American Capital is a publicly traded private equity firm and global asset manager that manages $20 billion worth of assets, including assets on its balance sheet and fee earning assets under management by affiliated managers. Through an affiliate, American Capital manages publicly traded American Capital Agency Corp. (AGNC) with approximately $10 billion of net book value and American Capital Mortgage Investment (MTGE) with approximately $1 billion of net book value.
While some concerns exist with rising interest rates, the focus on owning portfolio companies should help generate higher returns during a growing economy. In addition, the short-term impact to the assets managed under American Capital Asset Management could be greatly overshadowed by the potential to grow assets under management in an environment without the Fed purchasing MBS assets.
In Q413, American Capital repurchased 8.9 million shares for $132.5 million. The average purchase price was $14.88 for an incredible 24% discount to NAV. Unfortunately; these repurchases have been at a substantial discount for all too long now. The below table highlights the quarterly purchase amounts and discounts going back to the start of Q311. In total, the company has bought 92.7 million shares, or 26.9% of the company's outstanding shares as of the end of Q211.
Price To Book Discount
Lots of variables come into place to explain the constant discount to book value for American Capital. For the most part, investors still don't trust financial stocks that got hit hard during the financial crisis. Prior to the crisis, the stock traded at multiples to book value over 1.4. After the crash, the trading range has typically been around 0.7x book value. All in all, the vast differences in stock price during the period was a substantial decline in trading multiple rather than a drop in actual book value.
Another issue is that the company continues to value assets including the European Capital subsidiary at substantial discounts to actual NAV. The $881 million equity investment in European Capital is valued at a $214 million discount to NAV plus a $52 million bond yield discount of performing debt assets if repaid at cost. The addition of these values would add nearly $1 to the current NAV.

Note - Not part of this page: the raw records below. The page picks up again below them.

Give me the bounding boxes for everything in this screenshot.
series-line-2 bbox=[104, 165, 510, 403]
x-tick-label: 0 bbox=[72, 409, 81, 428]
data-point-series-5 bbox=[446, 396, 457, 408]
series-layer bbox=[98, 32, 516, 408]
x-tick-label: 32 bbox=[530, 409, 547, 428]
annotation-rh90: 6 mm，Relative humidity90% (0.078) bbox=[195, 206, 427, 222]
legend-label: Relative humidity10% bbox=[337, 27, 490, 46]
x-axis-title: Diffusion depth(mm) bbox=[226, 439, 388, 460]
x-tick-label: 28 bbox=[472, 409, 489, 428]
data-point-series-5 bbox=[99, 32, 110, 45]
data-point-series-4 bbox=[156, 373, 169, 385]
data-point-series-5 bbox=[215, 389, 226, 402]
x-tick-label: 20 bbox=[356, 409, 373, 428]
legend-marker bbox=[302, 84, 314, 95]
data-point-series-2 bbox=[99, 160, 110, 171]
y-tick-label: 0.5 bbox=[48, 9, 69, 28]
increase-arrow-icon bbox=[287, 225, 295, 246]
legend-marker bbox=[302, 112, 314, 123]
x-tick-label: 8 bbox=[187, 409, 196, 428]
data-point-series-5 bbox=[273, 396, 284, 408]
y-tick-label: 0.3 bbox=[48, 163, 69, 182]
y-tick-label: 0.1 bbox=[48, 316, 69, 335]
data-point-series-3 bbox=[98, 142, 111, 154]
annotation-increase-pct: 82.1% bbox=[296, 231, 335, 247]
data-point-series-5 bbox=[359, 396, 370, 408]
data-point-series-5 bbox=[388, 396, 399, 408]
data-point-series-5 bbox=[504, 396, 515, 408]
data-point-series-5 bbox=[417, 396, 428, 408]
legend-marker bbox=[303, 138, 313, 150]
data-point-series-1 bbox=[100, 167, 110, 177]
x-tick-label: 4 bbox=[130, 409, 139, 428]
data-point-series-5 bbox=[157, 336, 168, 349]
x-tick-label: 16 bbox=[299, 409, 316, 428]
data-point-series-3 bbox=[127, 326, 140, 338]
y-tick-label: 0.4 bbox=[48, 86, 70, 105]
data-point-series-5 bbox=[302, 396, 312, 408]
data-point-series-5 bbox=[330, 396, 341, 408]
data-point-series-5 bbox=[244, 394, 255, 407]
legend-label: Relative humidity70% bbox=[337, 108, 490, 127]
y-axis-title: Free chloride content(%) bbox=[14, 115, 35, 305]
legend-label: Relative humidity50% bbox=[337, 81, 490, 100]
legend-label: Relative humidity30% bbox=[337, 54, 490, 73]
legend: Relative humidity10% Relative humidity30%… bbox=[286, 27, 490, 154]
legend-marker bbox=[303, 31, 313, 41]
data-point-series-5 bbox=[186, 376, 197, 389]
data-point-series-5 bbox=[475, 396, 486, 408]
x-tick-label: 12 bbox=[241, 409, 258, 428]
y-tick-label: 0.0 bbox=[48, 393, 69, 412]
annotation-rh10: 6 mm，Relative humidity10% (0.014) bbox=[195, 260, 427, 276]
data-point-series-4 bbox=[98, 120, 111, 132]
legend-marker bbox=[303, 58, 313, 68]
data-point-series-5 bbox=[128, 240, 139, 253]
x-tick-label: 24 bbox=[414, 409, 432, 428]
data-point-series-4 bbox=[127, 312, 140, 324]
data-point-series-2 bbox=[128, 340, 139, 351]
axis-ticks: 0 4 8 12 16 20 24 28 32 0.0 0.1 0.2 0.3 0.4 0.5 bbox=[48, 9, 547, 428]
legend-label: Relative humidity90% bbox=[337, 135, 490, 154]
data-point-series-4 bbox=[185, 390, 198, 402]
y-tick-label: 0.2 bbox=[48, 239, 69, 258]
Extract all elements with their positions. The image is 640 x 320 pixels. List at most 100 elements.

Outside of the previously mentioned true up on the NAV for European Capital, the company has several catalysts to grow NAV from the current $19.54 at the end of Q313. The company has roughly $1.6 billion in equity assets that have the potential for organic growth. The main growth driver could well be the American Capital Asset Management, or ACAM, division that has the potential to grow assets under management at American Capital Agency and American Capital Mortgage. As this recent article details (see Potential Good News For American Capital Agency), the mREITs only control around 6% of the MBS market with the Fed in the slow process of reducing a position that now amounts to 26% of the market. The ability of mREITs and specifically these two managed by American Capital to expand and raise new funds will grow this important asset.

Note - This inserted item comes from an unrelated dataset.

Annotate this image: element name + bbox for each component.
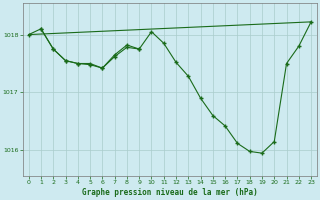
X-axis label: Graphe pression niveau de la mer (hPa): Graphe pression niveau de la mer (hPa) [82,188,258,197]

The following slide sums up the potential for growing assets at American Capital including the above-mentioned details and operating loss carryforwards that reduce taxes to allow share buybacks:
This next slide outlines the corporate asset structure that typically confuses investors. While American Capital operates in the same BDC sense as other firms, it invests more in equity than the typical debt structure of other BDCs. The confusion on this operating structure might be a major contributor to the NAV discount.

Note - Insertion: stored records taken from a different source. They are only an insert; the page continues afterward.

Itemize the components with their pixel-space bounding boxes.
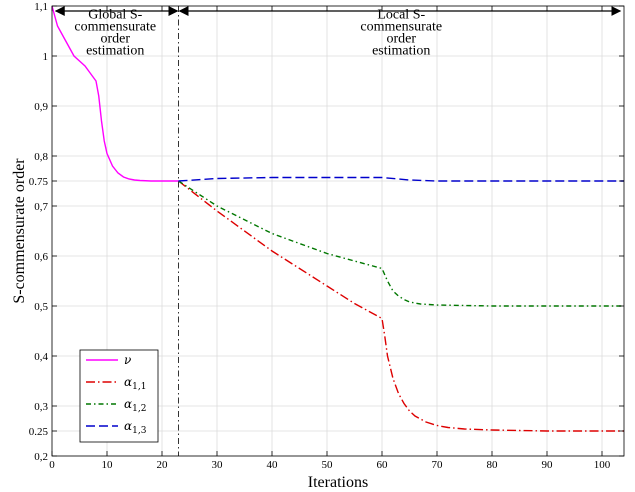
legend-label: α1,1 (124, 375, 146, 392)
x-tick-label: 70 (432, 459, 444, 471)
y-tick-label: 1 (43, 51, 49, 63)
legend-label: α1,3 (124, 419, 147, 436)
x-tick-label: 10 (102, 459, 114, 471)
y-tick-label: 0,5 (34, 301, 48, 313)
phase-annotations: Global S-commensurate order estimation Loca… (74, 8, 442, 59)
x-tick-label: 30 (212, 459, 224, 471)
x-tick-label: 0 (49, 459, 55, 471)
y-tick-label: 0,6 (34, 251, 48, 263)
x-tick-label: 50 (322, 459, 334, 471)
y-tick-label: 0,9 (34, 101, 48, 113)
x-axis-title: Iterations (308, 474, 368, 491)
y-tick-label: 0,2 (34, 451, 48, 463)
x-tick-label: 80 (487, 459, 499, 471)
phase-annotation: Global S-commensurate order estimation (74, 8, 156, 59)
x-tick-label: 100 (594, 459, 611, 471)
x-tick-label: 60 (377, 459, 389, 471)
x-tick-label: 90 (542, 459, 554, 471)
legend-label: α1,2 (124, 397, 146, 414)
series-line (178, 180, 624, 432)
phase-annotation: Local S-commensurate order estimation (360, 8, 442, 59)
y-tick-label: 0.75 (29, 176, 49, 188)
series-line (178, 180, 624, 307)
y-tick-label: 0,3 (34, 401, 48, 413)
y-axis-title: S-commensurate order (11, 158, 28, 304)
y-tick-label: 0,4 (34, 351, 48, 363)
y-axis-ticks: 0,2 0.25 0,3 0,4 0,5 0,6 0,7 0.75 0,8 0,9 1 1,1 (29, 1, 624, 463)
x-tick-label: 40 (267, 459, 279, 471)
legend-label: ν (124, 353, 131, 367)
y-tick-label: 0,8 (34, 151, 48, 163)
legend: ν α1,1 α1,2 α1,3 (79, 349, 159, 443)
y-tick-label: 0,7 (34, 201, 48, 213)
series-group (52, 6, 624, 432)
grid-lines (51, 5, 624, 457)
series-line (52, 6, 179, 182)
x-tick-label: 20 (157, 459, 169, 471)
y-tick-label: 0.25 (29, 426, 49, 438)
y-tick-label: 1,1 (34, 1, 48, 13)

Between the numerous catalysts to grow NAV and the ability to continue purchasing stock below NAV, American Capital remains a huge value. Investors need to quit over thinking the investment proposition and buy this stock that continues to grow NAV in the simplest form of all: stock buybacks below NAV. The discount won't last forever, as eventually the market will catch on the huge value.
Additional disclosure: The information contained herein is for informational purposes only. Nothing in this article should be taken as a solicitation to purchase or sell securities. Before buying or selling any stock you should do your own research and reach your own conclusion or consult a financial advisor. Investing includes risks, including loss of principal.